Geraint threw the wood down with a cry and ran, instinct overriding thought; he threw himself upon the rough stone face and scrambled up after her, reaching out protectively just as she turned her face toward him. Her amazed expression halted him instantly.

"What are you doing?" she asked, in obvious astonishment.

He gulped, tried to breathe. "I...was going to ask you that." She looked blankly at him, and held up her free hand. Her fist grasped a silver sickle, a larger version of the pendant she wore, razor-edged.

"Cutting sweetgrass," she explained, looking bemused. "It grows in cracks in the rocks, and we burn it as incense. Here, watch." She swung out again, over empty space that made his head swim, to reach over and slice off another clump of the grass, catching it neatly in the same hand that held the sickle. Geraint, panicked, involuntarily grabbed her supporting arm to steady her.

She stiffened, and he realized, too late, by the jerk in her frame, that she would have thrown off his hand had she been able to move her arm. Her green eyes blazed at him and he let go, stammering. "I'm sorry. I thought...I didn't...this seems dangerous." He glanced past her to the ground; it looked lethally far away.

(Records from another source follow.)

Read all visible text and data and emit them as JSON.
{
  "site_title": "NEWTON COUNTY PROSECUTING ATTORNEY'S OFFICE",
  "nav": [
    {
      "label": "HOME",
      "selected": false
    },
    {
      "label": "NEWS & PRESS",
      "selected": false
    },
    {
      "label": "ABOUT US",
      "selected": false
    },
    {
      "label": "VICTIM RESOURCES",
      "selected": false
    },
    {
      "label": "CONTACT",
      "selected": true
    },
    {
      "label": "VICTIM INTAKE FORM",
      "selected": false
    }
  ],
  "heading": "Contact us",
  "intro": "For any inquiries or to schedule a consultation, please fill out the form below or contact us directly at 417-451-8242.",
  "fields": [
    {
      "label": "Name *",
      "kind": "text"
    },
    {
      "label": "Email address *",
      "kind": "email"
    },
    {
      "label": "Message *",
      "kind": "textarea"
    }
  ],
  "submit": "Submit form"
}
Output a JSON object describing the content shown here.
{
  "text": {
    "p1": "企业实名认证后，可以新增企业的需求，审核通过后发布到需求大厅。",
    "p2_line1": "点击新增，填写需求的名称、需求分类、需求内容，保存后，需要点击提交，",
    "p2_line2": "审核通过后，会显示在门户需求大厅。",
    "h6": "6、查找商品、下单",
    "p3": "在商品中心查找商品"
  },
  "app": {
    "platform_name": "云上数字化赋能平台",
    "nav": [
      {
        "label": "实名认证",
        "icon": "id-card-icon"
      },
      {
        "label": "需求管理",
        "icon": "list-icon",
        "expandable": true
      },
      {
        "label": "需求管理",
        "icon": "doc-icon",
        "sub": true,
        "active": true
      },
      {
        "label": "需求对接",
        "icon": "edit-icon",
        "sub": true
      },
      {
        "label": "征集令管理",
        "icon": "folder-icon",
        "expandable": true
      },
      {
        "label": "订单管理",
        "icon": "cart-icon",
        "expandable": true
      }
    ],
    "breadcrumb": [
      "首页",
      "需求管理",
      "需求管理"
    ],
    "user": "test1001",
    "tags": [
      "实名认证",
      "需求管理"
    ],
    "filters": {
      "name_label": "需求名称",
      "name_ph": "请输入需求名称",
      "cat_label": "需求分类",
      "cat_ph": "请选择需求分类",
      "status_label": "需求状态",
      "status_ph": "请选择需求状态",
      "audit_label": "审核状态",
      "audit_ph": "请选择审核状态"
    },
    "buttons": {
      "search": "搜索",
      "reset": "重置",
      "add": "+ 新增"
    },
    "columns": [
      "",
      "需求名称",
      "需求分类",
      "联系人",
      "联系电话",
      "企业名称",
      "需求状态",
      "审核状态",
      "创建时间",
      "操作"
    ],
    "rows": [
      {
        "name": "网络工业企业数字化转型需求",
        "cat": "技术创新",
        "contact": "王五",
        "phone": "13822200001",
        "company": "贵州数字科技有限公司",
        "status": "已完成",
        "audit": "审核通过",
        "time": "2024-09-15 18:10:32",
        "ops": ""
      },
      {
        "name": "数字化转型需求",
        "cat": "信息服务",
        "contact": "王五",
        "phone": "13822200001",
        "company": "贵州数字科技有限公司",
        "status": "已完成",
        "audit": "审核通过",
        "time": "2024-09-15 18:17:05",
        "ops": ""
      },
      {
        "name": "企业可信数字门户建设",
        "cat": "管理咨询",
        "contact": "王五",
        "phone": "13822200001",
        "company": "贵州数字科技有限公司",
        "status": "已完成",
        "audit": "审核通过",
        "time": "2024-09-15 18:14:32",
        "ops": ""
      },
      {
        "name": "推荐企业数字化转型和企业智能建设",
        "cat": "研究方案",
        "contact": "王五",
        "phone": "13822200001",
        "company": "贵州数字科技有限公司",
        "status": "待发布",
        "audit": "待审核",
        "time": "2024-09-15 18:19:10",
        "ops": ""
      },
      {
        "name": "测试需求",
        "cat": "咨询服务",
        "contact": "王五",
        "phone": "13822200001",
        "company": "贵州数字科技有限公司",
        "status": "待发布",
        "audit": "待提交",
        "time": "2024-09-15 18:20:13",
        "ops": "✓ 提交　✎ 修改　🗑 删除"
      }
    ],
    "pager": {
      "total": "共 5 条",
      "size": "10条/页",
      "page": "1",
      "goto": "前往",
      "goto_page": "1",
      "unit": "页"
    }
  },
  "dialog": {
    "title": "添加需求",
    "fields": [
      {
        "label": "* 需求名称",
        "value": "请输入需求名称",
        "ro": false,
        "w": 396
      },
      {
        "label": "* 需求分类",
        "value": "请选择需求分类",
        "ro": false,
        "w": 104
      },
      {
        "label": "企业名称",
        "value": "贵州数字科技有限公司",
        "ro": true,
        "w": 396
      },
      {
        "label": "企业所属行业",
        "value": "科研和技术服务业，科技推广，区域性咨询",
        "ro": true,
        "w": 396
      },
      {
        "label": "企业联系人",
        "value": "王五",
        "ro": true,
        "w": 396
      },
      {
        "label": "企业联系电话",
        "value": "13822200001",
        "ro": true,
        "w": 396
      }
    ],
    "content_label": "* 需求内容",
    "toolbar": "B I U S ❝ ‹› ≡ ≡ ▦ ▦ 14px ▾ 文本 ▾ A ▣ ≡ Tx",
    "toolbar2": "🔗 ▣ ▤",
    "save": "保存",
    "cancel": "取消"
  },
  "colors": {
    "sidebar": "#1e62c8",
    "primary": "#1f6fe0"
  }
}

"What you just did," she said drily, "was dangerous. This has been one of my duties since I was twelve. I have it more or less well in hand by now." She shifted against the rocks, found a foothold and pushed herself higher. Geraint bit back a groan.

"I'm showing my ignorance, I know," he admitted, looking away from the dizzying drop below, "but where I come from... ladies are not encouraged to scale cliff faces. Or anything at all. Forgive me for presuming you were in peril."

"You presumed much, just now," she said crisply, from above. "But you're already breaking one law, so I suppose I can pardon you on one more as well." He thought he detected a faint note of humor in her voice, and relaxed a little, though he still had to restrain himself from grabbing at the ankle that was now in front of his nose. He wondered what the penalty was for a common man to touch a Daughter of Llyr, and decided not to ask.

"What do the ladies do where you're from, anyway?" Angharad demanded, from above.

Geraint laid his face against the black rock, soaking in the coolness of it. "I suppose...well, it depends on who they are. I've known farmer's daughters who could herd cattle, stack stone, and haul firewood alongside their brothers. And I've known noble ladies who could manage an entire castle and its lands while their husbands were away in battle." He shook his head. "They're not just sitting about tatting lace and embroidering cushions over there, you know."

"Of course they aren't," she said, pulling her elbows onto a ledge. "It's nice of you to notice. Though there's nothing wrong with tatting lace and embroidering cushions, for that matter, if you enjoy that sort of thing." Her scrambling legs disappeared over the edge, and for a moment he saw only waving grasses against the sky. Then her head appeared, haloed in gold in the sunlight; on her shadowed face he could faintly see the outlines of a smirk. "But they don't climb. Or talk with men alone. Or even walk about alone, according to my cousin. Why?"

He thought for a moment, and started to answer when she added, "You could come up here, by the way; it would make this conversation easier."

Geraint scrambled up to the ledge, a turf-carpeted hollow which turned out to be wide enough for them both to sit comfortably, even when he gave her a respectful amount of space. He sat with his back to the cliff face, and looked out, admiring the landscape visible from this height, colors and textures spread beneath them like a moving, breathing tapestry. Angharad followed his gaze knowingly. "I don't know why the view from above is always so much better," she remarked, "but it is, no matter where you are."